Finn's voice was throaty, a bit high but hardly sweet. —My apologies for this delay, Mr Gosse. Captain Button died less than two days ago, and we being so close to home port, I thought it fit that he get a dry burial.

—I right well conceit you. Properly done. Come with me into Mr Head's warehouse, and I shall write you up as new captain of
Apple Bough
. If you will accept, that is.

Once done with paperwork, Finn stopped to talk with some men who had known Button. Head and Gosse waited. Then Gosse caught sight of someone he needed to speak to and walked straight into a tall man called Pilgrim, who carried a barrel on his shoulder.

Gosse and the barrel knocked Pilgrim off balance, and as he tried to correct himself, he fell into the water. The barrel slammed onto the dock but did not break. Matt Finn slipped off a heavy coat and a cloth bag worn crosswise over the chest and jumped in, swimming for the rings that marked Pilgrim's descent. Finn dove. Bubbles rose.

Gosse and Head jostled to the edge of the dock. The water almost revealed the shapes of arms and a face, and Head thought Finn had pushed Pilgrim upwards, but that made no sense, Finn being so much smaller. Pilgrim's head broke the surface, then Finn's. Gosse and Head both tossed dock-tied ropes to Pilgrim; he caught one,

slipped under, rose. Finn caught the other. Sailors and dockworkers quickly helped Pilgrim and Finn out of the water, offered jackets and flasks. Gosse hurried them into Head's warehouse, out of the wind, while Head broke open a crate of woollens.

Teeth rattling, eyes red and raw, Pilgrim stared at Finn.—How did you know I cannot swim?

Finn, shaking just as hard, could not immediately answer.

—Couldn't just watch you sink.

Head got them sitting back to back and then wrapped new blankets round them. Then Gosse got the idea to take them to Morrow's in his coach – a spectacle, perhaps, but also a necessity.
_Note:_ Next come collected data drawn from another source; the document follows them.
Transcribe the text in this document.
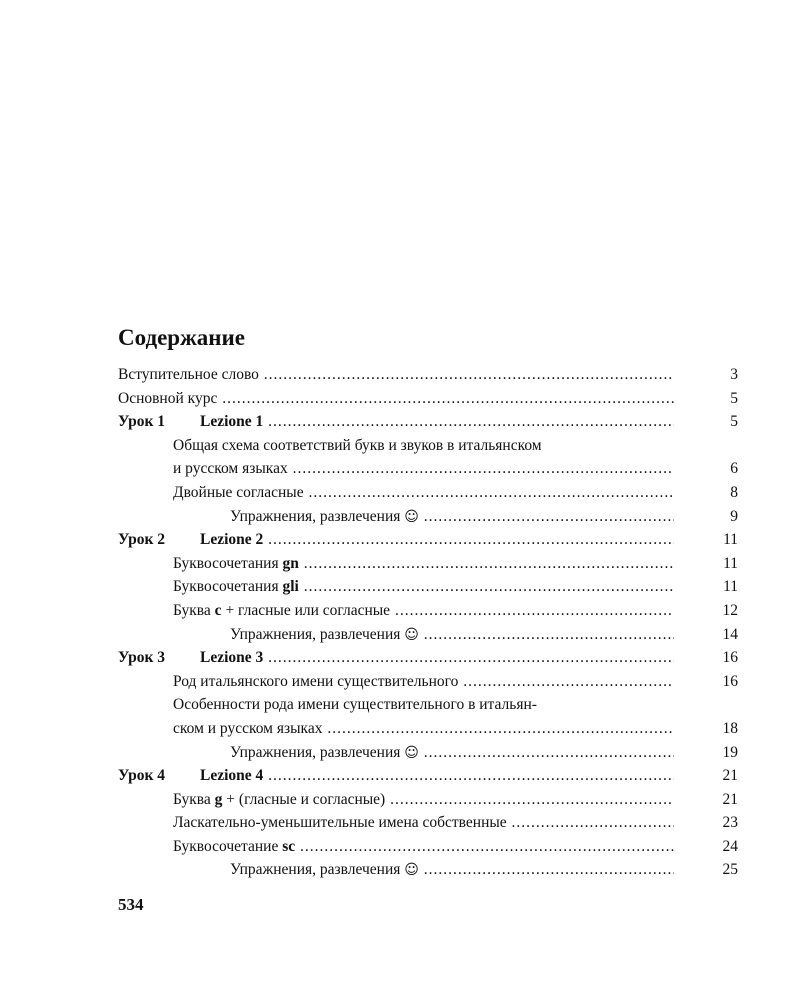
Содержание
Вступительное слово .....	3
Основной курс .....	5
Урок 1 Lezione 1 .....	5
Общая схема соответствий букв и звуков в итальянском
и русском языках .....	6
Двойные согласные .....	8
Упражнения, развлечения ☺ .....	9
Урок 2 Lezione 2 .....	11
Буквосочетания gn .....	11
Буквосочетания gli .....	11
Буква c + гласные или согласные .....	12
Упражнения, развлечения ☺ .....	14
Урок 3 Lezione 3 .....	16
Род итальянского имени существительного .....	16
Особенности рода имени существительного в итальян-
ском и русском языках .....	18
Упражнения, развлечения ☺ .....	19
Урок 4 Lezione 4 .....	21
Буква g + (гласные и согласные) .....	21
Ласкательно-уменьшительные имена собственные .....	23
Буквосочетание sc .....	24
Упражнения, развлечения ☺ .....	25
534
At Morrow's they could get close to a fire.

He did this, returning some time later, offering Head cash for the blankets.
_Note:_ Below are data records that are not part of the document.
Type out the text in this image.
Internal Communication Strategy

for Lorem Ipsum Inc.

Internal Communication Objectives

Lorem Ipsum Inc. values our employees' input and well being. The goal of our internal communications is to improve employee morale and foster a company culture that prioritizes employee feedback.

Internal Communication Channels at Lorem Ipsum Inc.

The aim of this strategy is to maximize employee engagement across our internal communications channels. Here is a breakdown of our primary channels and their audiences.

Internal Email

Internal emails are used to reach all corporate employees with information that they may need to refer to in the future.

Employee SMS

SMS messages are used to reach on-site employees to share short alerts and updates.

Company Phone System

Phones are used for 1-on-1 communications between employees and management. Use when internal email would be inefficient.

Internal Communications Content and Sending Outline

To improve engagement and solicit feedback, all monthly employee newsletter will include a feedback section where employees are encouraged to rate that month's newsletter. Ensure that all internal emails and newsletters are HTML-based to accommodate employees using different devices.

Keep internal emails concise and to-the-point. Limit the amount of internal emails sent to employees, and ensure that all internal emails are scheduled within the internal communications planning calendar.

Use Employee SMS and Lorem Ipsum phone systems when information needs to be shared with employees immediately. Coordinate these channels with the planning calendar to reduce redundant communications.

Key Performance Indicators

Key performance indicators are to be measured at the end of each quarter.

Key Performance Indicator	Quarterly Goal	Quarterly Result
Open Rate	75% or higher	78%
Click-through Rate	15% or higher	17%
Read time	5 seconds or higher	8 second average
—Keep your coins, Gosse. Are they well?

—I rented them each a room and paid for a new suit of clothes.

I cannot speak for the fit.

—Take this back to Finn.

Gosse accepted the coat, which he laid out carefully on Head's chair. Then he picked up the cloth bag and held it up to the light.

—Heavy. So be the coat.

—That hardly concerns us, man. Tuck the bag into the sleeve and bring the lot back.
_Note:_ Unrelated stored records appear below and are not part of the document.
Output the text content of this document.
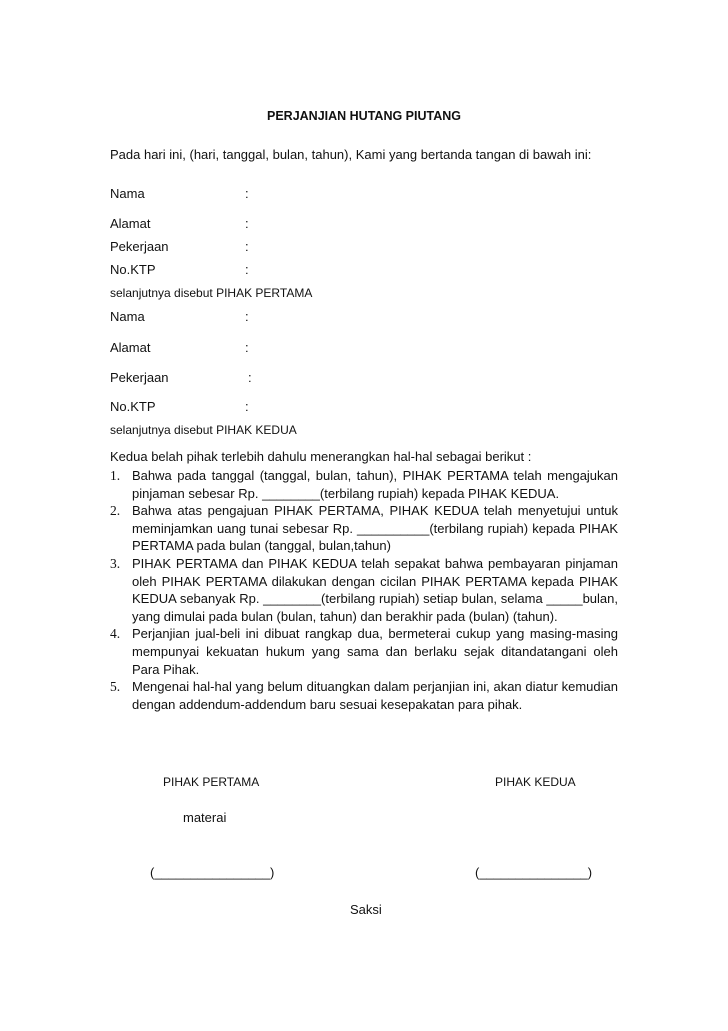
PERJANJIAN HUTANG PIUTANG
Pada hari ini, (hari, tanggal, bulan, tahun), Kami yang bertanda tangan di bawah ini:
Nama	:
Alamat	:
Pekerjaan	:
No.KTP	:
selanjutnya disebut PIHAK PERTAMA
Nama	:
Alamat	:
Pekerjaan	:
No.KTP	:
selanjutnya disebut PIHAK KEDUA
Kedua belah pihak terlebih dahulu menerangkan hal-hal sebagai berikut :
1. Bahwa pada tanggal (tanggal, bulan, tahun), PIHAK PERTAMA telah mengajukan pinjaman sebesar Rp. ________(terbilang rupiah) kepada PIHAK KEDUA.
2. Bahwa atas pengajuan PIHAK PERTAMA, PIHAK KEDUA telah menyetujui untuk meminjamkan uang tunai sebesar Rp. __________(terbilang rupiah) kepada PIHAK PERTAMA pada bulan (tanggal, bulan,tahun)
3. PIHAK PERTAMA dan PIHAK KEDUA telah sepakat bahwa pembayaran pinjaman oleh PIHAK PERTAMA dilakukan dengan cicilan PIHAK PERTAMA kepada PIHAK KEDUA sebanyak Rp. ________(terbilang rupiah) setiap bulan, selama _____bulan, yang dimulai pada bulan (bulan, tahun) dan berakhir pada (bulan) (tahun).
4. Perjanjian jual-beli ini dibuat rangkap dua, bermeterai cukup yang masing-masing mempunyai kekuatan hukum yang sama dan berlaku sejak ditandatangani oleh Para Pihak.
5. Mengenai hal-hal yang belum dituangkan dalam perjanjian ini, akan diatur kemudian dengan addendum-addendum baru sesuai kesepakatan para pihak.
PIHAK PERTAMA	PIHAK KEDUA
materai
(________________)	(_______________)
Saksi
—Jumped straight in. You doubt me making Finn captain now? I'll have him master of my beauty,
Kittiwayke,
yet. He's travelled for the edges of the charts, let me tell you. Button always spoke well of him.

—Poor John Button.

—Poor Matt Finn, you mean. John Button died with his manhood intact. Finn got – injured in Barbary. Captive into Sallee.

Button told me most of it, but I heard Finn mutter it once: still a boy, a capture at sea, red tapestries, defiance, a brutal cutting away.

You can hear it when he's angry; that voice rears up like a mad colt.

Passes water with a wooden pipe. But I must go. I'm sure you right well conceit the reason: a new investment to attend.

Until late in the autumn of 1732, Jericho Gosse thought no serious difference of opinion existed between him and Captain Finn. Gosse had looked after Finn, giving bonuses for fast runs, and Finn had shared the bonuses with the men. Head put down

Finn's popularity as a captain to three things: plaindealing, hard work, and an exotic history. Men who worked
Apple Bough
and then
Kittiwayke
described Finn as a good listener, if somewhat melancholic. Gosse warned them not to ask Finn anything of Barbary.